Some uses are common with other industries like the automation of customer service in answering questions or doing routine tasks like a smart automated hotline. One can send marketing emails to many customers intricately tailored to each individual’s behavior pattern to advertise specific products and services truly suitable to that person. 

It gets more interesting when we realize that GenAI does not just speak human languages but computer languages also. It can translate a question posed in English into SQL, the language of databases, or into JavaScript, the language of web pages. A financial analyst may ask a question in English, have this put to a database in perfect SQL and the answer transformed into a JavaScript page that displays as an analytics chart. For the financial analyst, the chart appears instantly with trustworthy numerical data. It’s trustworthy because GenAI did not create the numerical content but rather retrieved it from a well-formed database. The instantaneous answer is a significant gain as all the human work and delay is saved.

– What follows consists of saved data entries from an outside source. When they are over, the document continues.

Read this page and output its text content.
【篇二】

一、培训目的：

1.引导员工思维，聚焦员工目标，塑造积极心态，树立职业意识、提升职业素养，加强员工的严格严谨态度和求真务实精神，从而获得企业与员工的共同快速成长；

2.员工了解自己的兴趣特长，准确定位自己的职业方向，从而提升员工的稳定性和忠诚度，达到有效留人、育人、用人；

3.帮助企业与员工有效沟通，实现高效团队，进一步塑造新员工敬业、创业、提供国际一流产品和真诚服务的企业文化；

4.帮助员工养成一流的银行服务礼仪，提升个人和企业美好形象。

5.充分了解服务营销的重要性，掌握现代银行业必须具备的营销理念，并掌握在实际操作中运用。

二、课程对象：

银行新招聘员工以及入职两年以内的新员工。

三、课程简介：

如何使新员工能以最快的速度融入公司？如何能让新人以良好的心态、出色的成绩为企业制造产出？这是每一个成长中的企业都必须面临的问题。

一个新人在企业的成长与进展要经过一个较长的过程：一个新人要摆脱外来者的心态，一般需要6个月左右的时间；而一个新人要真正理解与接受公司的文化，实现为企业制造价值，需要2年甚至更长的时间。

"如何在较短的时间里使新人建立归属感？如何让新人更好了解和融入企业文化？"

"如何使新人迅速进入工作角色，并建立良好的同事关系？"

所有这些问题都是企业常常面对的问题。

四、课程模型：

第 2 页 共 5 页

GenAI is able to write prose text natively and so can provide a first draft of a financial analysis or report to be corrected by a human. It is well documented that the automation of the first draft can save as much as 40% of the total human labor effort for the report.

Summing up, the main challenges lie with the models themselves and their integration into other tools. Once integrated, they must be used correctly by a workforce that is willing and trained to do so.

This brings us to the final obstacle to adoption in financial services: Trust. Finance professionals, corporate executives, and governmental regulators alike do not yet quite trust these technologies to be as reliable as we would like them to be to serve a regulated industry in which large sums of money can be lost in a moment. This must be met with integrations like the one mentioned above to control GenAI with precise databases, and also with better advocacy of the AI industry itself so that understanding conquers lack of trust.